Quoi ! nulle trahison ?
Ce deuil est sans raison.

Paul Verlaine (Il pleure dan mon coeur)

Oh sweet sound of rain
Ground and on rooftops!
For a heart that is bored,
O the song of the rain!

He cries for no reason
In this sickening heart.
What! no treason ?
This grief is without reason.

Paul Verlaine (It rains in my heart)

Here is a small selection of creatures which were trying to get away from their flooded homes. The colourful millipede is extremely common along the west coast of India, and perhaps even further afield (It is Anoplodesmus saussurii. Thanks for the ID, NN; it is no longer nameless). Unfortunately there is no go-to field guide which would let me identify it. It is a creature that lurks in leaf litter, and quite innocuous. The small brown snail was new to me. It had crawled out of the pool below a tree on to a giant bracket fungus growing on the trunk.
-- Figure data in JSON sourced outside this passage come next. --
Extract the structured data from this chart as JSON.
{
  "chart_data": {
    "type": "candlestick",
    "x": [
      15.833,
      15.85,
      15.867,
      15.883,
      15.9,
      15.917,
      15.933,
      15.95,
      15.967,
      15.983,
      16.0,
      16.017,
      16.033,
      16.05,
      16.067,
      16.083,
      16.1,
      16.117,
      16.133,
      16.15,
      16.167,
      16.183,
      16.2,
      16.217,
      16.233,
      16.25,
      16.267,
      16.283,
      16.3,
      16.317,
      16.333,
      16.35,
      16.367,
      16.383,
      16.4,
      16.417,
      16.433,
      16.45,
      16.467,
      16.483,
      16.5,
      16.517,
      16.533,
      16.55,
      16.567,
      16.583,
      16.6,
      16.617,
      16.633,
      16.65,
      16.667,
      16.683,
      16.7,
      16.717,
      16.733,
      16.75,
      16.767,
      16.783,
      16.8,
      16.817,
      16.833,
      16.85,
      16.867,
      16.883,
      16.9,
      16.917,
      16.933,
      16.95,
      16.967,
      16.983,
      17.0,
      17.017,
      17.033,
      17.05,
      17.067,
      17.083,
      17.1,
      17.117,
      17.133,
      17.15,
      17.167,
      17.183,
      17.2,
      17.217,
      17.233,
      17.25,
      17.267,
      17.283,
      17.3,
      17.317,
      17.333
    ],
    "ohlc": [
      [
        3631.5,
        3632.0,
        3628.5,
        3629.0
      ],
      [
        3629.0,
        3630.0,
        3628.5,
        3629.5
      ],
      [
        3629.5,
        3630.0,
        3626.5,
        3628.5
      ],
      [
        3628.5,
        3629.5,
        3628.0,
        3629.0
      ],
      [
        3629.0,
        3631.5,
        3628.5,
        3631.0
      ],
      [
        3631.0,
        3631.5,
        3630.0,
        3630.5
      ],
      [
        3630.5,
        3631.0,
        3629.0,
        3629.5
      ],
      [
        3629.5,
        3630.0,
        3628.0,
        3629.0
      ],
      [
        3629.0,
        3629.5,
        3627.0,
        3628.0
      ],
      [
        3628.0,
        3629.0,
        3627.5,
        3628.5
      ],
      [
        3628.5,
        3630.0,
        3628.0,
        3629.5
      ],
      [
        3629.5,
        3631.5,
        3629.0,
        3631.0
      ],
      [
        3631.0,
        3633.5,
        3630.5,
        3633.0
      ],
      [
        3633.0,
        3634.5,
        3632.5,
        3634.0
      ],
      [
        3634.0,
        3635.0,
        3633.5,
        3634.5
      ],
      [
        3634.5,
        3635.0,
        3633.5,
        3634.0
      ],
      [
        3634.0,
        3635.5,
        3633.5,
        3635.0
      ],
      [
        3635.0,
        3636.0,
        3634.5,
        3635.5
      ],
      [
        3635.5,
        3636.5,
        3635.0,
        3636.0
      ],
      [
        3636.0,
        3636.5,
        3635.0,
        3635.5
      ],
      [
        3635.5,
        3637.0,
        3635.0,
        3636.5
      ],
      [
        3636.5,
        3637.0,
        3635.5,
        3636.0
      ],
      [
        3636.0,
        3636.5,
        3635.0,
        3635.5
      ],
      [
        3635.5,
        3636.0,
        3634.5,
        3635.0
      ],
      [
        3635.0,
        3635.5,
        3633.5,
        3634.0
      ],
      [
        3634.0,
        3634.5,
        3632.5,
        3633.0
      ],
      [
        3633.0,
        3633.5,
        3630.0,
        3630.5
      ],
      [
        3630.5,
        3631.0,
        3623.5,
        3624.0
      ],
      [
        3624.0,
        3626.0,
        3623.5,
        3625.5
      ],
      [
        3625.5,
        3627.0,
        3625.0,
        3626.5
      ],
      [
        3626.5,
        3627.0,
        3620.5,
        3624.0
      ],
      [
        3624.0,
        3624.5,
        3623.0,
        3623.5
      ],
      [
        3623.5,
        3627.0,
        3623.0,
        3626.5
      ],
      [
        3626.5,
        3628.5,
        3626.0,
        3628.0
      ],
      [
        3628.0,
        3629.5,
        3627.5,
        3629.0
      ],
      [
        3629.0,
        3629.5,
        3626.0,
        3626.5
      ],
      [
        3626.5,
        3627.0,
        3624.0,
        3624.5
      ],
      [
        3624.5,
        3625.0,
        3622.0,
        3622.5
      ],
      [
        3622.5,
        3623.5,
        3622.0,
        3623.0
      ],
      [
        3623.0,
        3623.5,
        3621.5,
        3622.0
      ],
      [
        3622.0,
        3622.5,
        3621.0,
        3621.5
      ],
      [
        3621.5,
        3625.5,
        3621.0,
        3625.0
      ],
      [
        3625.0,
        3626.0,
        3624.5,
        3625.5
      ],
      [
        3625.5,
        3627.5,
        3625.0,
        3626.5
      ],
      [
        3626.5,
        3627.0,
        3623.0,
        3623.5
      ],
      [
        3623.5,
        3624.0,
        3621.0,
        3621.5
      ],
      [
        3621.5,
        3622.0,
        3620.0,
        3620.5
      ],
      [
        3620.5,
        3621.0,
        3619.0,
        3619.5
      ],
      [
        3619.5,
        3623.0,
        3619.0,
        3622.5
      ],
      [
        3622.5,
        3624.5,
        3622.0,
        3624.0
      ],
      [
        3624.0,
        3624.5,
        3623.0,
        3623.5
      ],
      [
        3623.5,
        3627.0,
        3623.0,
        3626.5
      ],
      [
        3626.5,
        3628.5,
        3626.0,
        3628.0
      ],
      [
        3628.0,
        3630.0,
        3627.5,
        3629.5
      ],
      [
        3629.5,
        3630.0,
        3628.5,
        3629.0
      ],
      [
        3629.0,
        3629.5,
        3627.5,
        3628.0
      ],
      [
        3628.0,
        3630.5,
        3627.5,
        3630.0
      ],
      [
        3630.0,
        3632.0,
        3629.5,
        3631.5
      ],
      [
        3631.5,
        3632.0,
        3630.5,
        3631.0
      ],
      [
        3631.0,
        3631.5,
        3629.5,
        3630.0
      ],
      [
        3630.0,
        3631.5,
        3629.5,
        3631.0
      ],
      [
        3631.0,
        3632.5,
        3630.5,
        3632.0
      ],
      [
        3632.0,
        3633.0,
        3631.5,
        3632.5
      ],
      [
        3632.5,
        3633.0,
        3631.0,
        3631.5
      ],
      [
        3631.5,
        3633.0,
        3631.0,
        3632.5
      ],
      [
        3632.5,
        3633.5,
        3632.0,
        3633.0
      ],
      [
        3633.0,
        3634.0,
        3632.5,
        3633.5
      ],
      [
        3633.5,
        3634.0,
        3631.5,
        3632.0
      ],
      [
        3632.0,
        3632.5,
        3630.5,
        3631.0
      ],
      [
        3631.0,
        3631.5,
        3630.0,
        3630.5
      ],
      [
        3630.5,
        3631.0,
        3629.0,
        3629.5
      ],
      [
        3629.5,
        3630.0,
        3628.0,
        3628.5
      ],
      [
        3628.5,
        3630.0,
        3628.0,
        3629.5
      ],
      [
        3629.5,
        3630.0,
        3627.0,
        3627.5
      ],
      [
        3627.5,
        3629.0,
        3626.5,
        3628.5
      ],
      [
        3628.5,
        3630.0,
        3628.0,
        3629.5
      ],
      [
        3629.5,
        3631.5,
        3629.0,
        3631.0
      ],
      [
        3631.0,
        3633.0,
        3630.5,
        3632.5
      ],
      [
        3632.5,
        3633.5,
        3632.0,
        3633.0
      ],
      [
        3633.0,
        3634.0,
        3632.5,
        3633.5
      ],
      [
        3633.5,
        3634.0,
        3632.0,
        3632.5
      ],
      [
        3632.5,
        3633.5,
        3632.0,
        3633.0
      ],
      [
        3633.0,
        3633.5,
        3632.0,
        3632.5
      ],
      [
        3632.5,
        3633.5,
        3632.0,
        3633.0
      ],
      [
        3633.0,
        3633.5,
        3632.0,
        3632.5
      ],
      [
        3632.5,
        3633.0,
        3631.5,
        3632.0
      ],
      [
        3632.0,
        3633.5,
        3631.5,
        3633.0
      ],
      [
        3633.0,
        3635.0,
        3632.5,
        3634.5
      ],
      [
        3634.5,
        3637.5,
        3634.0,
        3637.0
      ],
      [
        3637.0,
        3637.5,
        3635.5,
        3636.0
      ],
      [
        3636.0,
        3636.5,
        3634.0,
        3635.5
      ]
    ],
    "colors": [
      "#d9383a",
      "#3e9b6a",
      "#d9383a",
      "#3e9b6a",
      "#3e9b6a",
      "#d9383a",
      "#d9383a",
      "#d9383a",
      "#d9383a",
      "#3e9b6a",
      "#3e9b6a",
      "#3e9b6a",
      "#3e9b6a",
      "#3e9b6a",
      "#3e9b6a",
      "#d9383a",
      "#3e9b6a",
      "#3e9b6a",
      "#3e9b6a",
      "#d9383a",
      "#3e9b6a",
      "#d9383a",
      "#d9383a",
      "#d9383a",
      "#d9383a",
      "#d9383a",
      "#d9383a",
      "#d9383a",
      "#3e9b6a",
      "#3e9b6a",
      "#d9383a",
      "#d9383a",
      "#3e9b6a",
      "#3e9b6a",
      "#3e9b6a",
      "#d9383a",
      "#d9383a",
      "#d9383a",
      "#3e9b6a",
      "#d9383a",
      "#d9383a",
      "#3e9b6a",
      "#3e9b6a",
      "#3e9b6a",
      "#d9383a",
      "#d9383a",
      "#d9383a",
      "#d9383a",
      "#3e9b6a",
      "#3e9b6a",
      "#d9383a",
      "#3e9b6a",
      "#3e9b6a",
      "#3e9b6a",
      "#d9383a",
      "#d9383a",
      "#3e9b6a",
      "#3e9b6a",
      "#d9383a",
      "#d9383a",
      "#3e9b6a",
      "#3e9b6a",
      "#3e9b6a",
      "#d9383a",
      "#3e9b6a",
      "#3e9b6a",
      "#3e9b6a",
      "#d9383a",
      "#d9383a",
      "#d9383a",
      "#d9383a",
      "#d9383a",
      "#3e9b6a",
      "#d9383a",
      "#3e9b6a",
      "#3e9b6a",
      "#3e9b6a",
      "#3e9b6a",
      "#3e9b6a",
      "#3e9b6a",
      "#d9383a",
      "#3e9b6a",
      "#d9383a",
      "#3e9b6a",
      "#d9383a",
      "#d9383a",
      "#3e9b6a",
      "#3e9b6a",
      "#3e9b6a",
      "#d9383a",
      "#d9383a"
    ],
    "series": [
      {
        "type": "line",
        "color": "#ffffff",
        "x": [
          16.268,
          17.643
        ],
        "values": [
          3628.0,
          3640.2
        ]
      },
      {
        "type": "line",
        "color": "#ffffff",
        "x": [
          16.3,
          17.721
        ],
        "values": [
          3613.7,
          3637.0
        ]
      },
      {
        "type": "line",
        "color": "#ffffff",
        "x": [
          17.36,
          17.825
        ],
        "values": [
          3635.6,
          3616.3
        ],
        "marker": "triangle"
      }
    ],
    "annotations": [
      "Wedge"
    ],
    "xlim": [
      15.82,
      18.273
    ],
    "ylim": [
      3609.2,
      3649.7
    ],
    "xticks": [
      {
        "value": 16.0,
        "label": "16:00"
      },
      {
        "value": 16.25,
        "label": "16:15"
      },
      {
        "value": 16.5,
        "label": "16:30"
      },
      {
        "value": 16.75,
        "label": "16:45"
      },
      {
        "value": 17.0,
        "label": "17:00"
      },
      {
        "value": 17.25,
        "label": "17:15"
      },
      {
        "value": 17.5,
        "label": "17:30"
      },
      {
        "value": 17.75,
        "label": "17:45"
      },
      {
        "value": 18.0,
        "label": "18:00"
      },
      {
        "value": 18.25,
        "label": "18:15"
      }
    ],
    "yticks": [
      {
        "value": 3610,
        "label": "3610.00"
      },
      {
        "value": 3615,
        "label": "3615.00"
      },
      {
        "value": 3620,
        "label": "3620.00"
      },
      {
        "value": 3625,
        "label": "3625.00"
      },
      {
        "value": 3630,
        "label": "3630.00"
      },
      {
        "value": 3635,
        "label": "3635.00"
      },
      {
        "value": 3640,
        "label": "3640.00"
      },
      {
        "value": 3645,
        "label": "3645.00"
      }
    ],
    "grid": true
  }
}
I don’t know how many kinds of slugs you find around Mumbai, but I’m sure I’ve seen this species before.

Back home after the walk, I checked my phone for messages. There was a forwarded message from the Municipal corporation saying that the main water purification plant for the city had been damaged. Flood waters had breached the pipes, and citizens were advised to boil water for drinking. Are these episodic extreme rain events due to climate change? If yes, then are we beginning to see the conditions that will eventually force us to join the ranks of climate displacees?